From the Guidelines
For home hospice care in a 74-year-old African-American male with squamous cell lung carcinoma who has completed a year of chemotherapy and radiation therapy, a comprehensive approach focusing on symptom management and quality of life is recommended. The care plan should include:
- Pain management with a tiered approach starting with scheduled acetaminophen (1000 mg every 6 hours) and progressing to opioids like morphine (5-15 mg oral immediate-release every 4 hours as needed) or long-acting formulations for persistent pain, as supported by the American College of Physicians guideline 1.
- Respiratory symptoms should be managed with oxygen therapy as needed, nebulized albuterol (2.5 mg every 4-6 hours) for wheezing, and low-dose morphine (2.5-5 mg) for dyspnea, as recommended by the American College of Chest Physicians evidence-based clinical practice guidelines 1.
- Psychological support through counseling and possibly medications like sertraline (50-100 mg daily) for depression or lorazepam (0.5-1 mg) for anxiety should be incorporated, as suggested by the NCCN clinical practice guidelines in oncology: palliative care 1.

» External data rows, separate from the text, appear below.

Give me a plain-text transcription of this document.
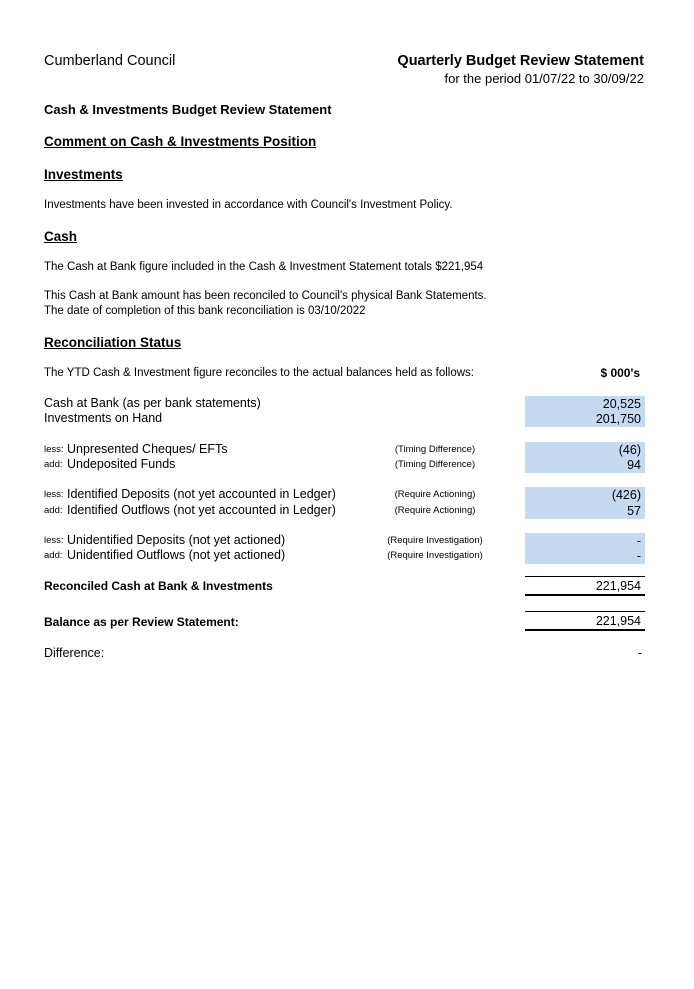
Cumberland Council	Quarterly Budget Review Statement
for the period 01/07/22 to 30/09/22
Cash & Investments Budget Review Statement
Comment on Cash & Investments Position
Investments
Investments have been invested in accordance with Council's Investment Policy.
Cash
The Cash at Bank figure included in the Cash & Investment Statement totals $221,954
This Cash at Bank amount has been reconciled to Council's physical Bank Statements.
The date of completion of this bank reconciliation is 03/10/2022
Reconciliation Status
The YTD Cash & Investment figure reconciles to the actual balances held as follows:	$ 000's
Cash at Bank (as per bank statements)	20,525
Investments on Hand	201,750
less: Unpresented Cheques/ EFTs	(Timing Difference)	(46)
add: Undeposited Funds	(Timing Difference)	94
less: Identified Deposits (not yet accounted in Ledger)	(Require Actioning)	(426)
add: Identified Outflows (not yet accounted in Ledger)	(Require Actioning)	57
less: Unidentified Deposits (not yet actioned)	(Require Investigation)	-
add: Unidentified Outflows (not yet actioned)	(Require Investigation)	-
Reconciled Cash at Bank & Investments	221,954
Balance as per Review Statement:	221,954
Difference:	-
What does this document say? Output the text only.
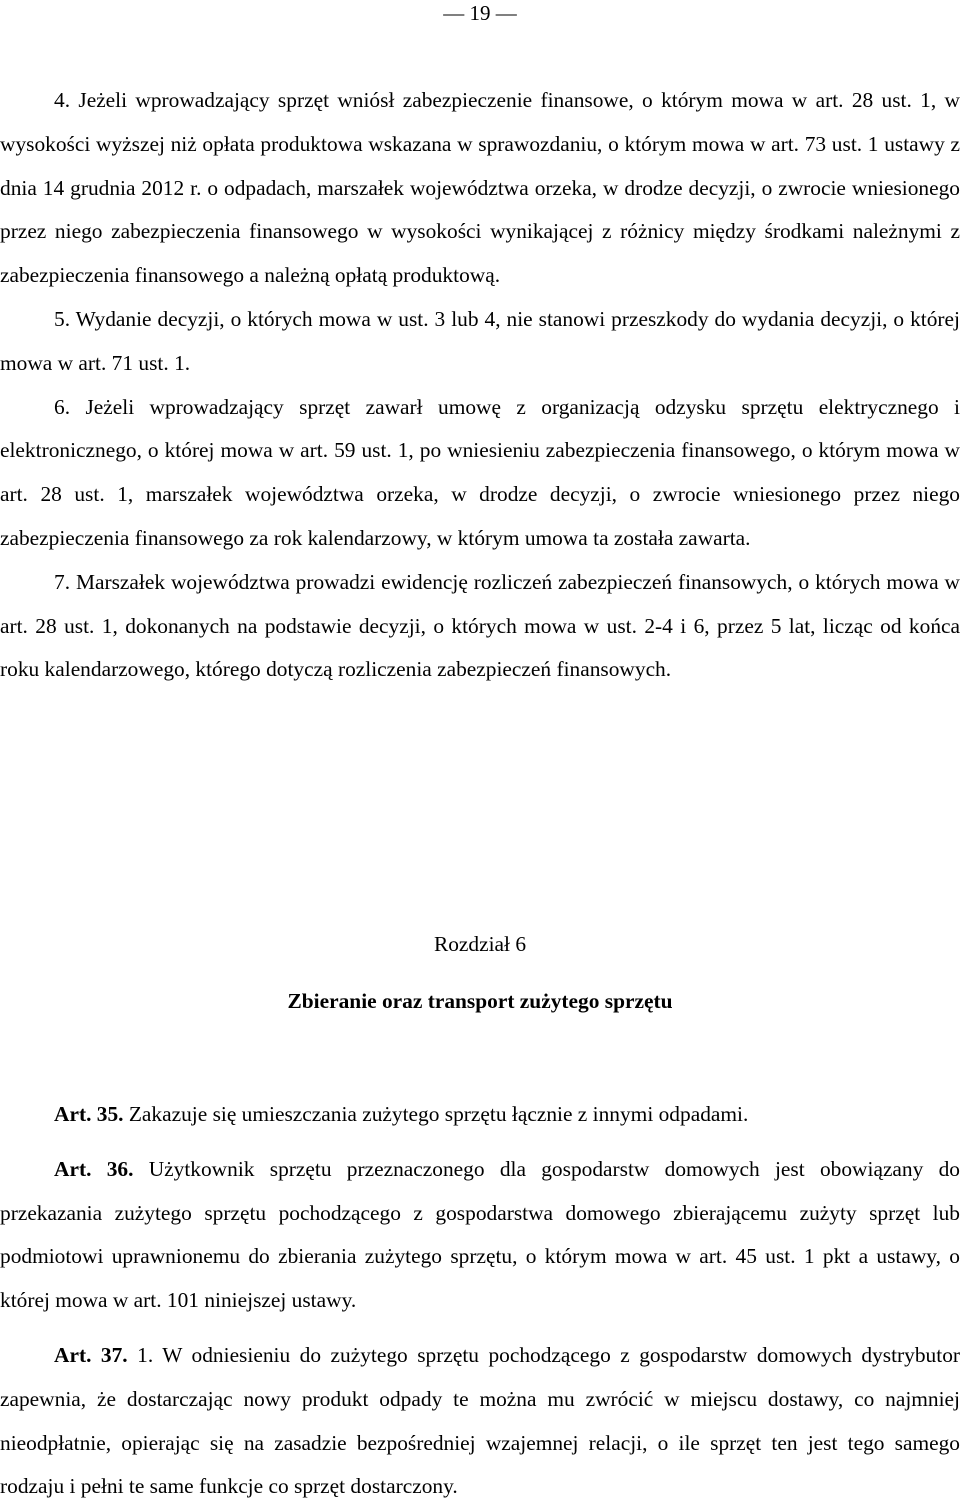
— 19 —

4. Jeżeli wprowadzający sprzęt wniósł zabezpieczenie finansowe, o którym mowa w art. 28 ust. 1, w wysokości wyższej niż opłata produktowa wskazana w sprawozdaniu, o którym mowa w art. 73 ust. 1 ustawy z dnia 14 grudnia 2012 r. o odpadach, marszałek województwa orzeka, w drodze decyzji, o zwrocie wniesionego przez niego zabezpieczenia finansowego w wysokości wynikającej z różnicy między środkami należnymi z zabezpieczenia finansowego a należną opłatą produktową.

5. Wydanie decyzji, o których mowa w ust. 3 lub 4, nie stanowi przeszkody do wydania decyzji, o której mowa w art. 71 ust. 1.

6. Jeżeli wprowadzający sprzęt zawarł umowę z organizacją odzysku sprzętu elektrycznego i elektronicznego, o której mowa w art. 59 ust. 1, po wniesieniu zabezpieczenia finansowego, o którym mowa w art. 28 ust. 1, marszałek województwa orzeka, w drodze decyzji, o zwrocie wniesionego przez niego zabezpieczenia finansowego za rok kalendarzowy, w którym umowa ta została zawarta.

7. Marszałek województwa prowadzi ewidencję rozliczeń zabezpieczeń finansowych, o których mowa w art. 28 ust. 1, dokonanych na podstawie decyzji, o których mowa w ust. 2-4 i 6, przez 5 lat, licząc od końca roku kalendarzowego, którego dotyczą rozliczenia zabezpieczeń finansowych.

Rozdział 6
Zbieranie oraz transport zużytego sprzętu

Art. 35. Zakazuje się umieszczania zużytego sprzętu łącznie z innymi odpadami.

Art. 36. Użytkownik sprzętu przeznaczonego dla gospodarstw domowych jest obowiązany do przekazania zużytego sprzętu pochodzącego z gospodarstwa domowego zbierającemu zużyty sprzęt lub podmiotowi uprawnionemu do zbierania zużytego sprzętu, o którym mowa w art. 45 ust. 1 pkt a ustawy, o której mowa w art. 101 niniejszej ustawy.

Art. 37. 1. W odniesieniu do zużytego sprzętu pochodzącego z gospodarstw domowych dystrybutor zapewnia, że dostarczając nowy produkt odpady te można mu zwrócić w miejscu dostawy, co najmniej nieodpłatnie, opierając się na zasadzie bezpośredniej wzajemnej relacji, o ile sprzęt ten jest tego samego rodzaju i pełni te same funkcje co sprzęt dostarczony.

- Nutritional support with small, frequent, nutrient-dense meals and cultural considerations in care planning are essential, as emphasized by the integration of palliative care into standard oncology care: American Society of Clinical Oncology clinical practice guideline update 1. The hospice team should include:
- Nurses for regular assessments
- Social workers for family support
- Chaplains for spiritual care
- Home health aides for personal care assistance Regular family meetings to discuss goals of care and advance directives are crucial to ensure care aligns with the patient's wishes and cultural values, providing dignity and comfort in his final stage of life, as highlighted by the American College of Physicians guideline 1.
From the Research
Home Hospice Care Recommendations
For a 74-year-old African-American male with squamous cell carcinoma of the lung after completing one year of chemotherapy and radiation therapy, several considerations can be taken into account for home hospice care:
- The importance of early utilization of palliative services for optimal and quality patient care, as highlighted in 2, should be considered to address disparities and barriers to access that minority patients may face.
- Symptom management, including pain and nausea relief, is crucial, as discussed in 3, where a palliative care consultation was requested to assist with symptom management.
- The patient's values and wishes, such as improving symptoms and extending life expectancy, should be taken into account, as seen in 3, where the patient expressed desires for "aggressive treatment" and continuation of chemotherapy.
- The role of palliative care in optimizing the timing of final chemotherapy administration and transition to hospice services, as shown in 4, can help improve quality end-of-life care.
Treatment Considerations
When considering treatment options for advanced squamous cell carcinoma of the lung:
- Immune checkpoint inhibitors, ramucirumab plus docetaxel, and afatinib may be potential treatment options, as discussed in 5.
- Genomic testing is essential to identify patients who might benefit from existing targeted agents or clinical trials, as highlighted in 5.
- The lack of targeted therapies for squamous cell carcinoma of the lung makes treatment decisions challenging, and further prospective data are needed to assess potential second-line regimens following immunotherapy, as noted in 5.
Palliative Care
Palliative care can play a significant role in improving the quality of life for patients with metastatic non-small-cell lung cancer:
- Early palliative care integrated with standard oncology care can lead to improvements in quality of life, mood, and survival, as shown in 4.
- Palliative care can help optimize the timing of final chemotherapy administration and transition to hospice services, as discussed in 4.
- The importance of addressing disparities and barriers to access to palliative care for minority patients, such as African Americans, is highlighted in 2.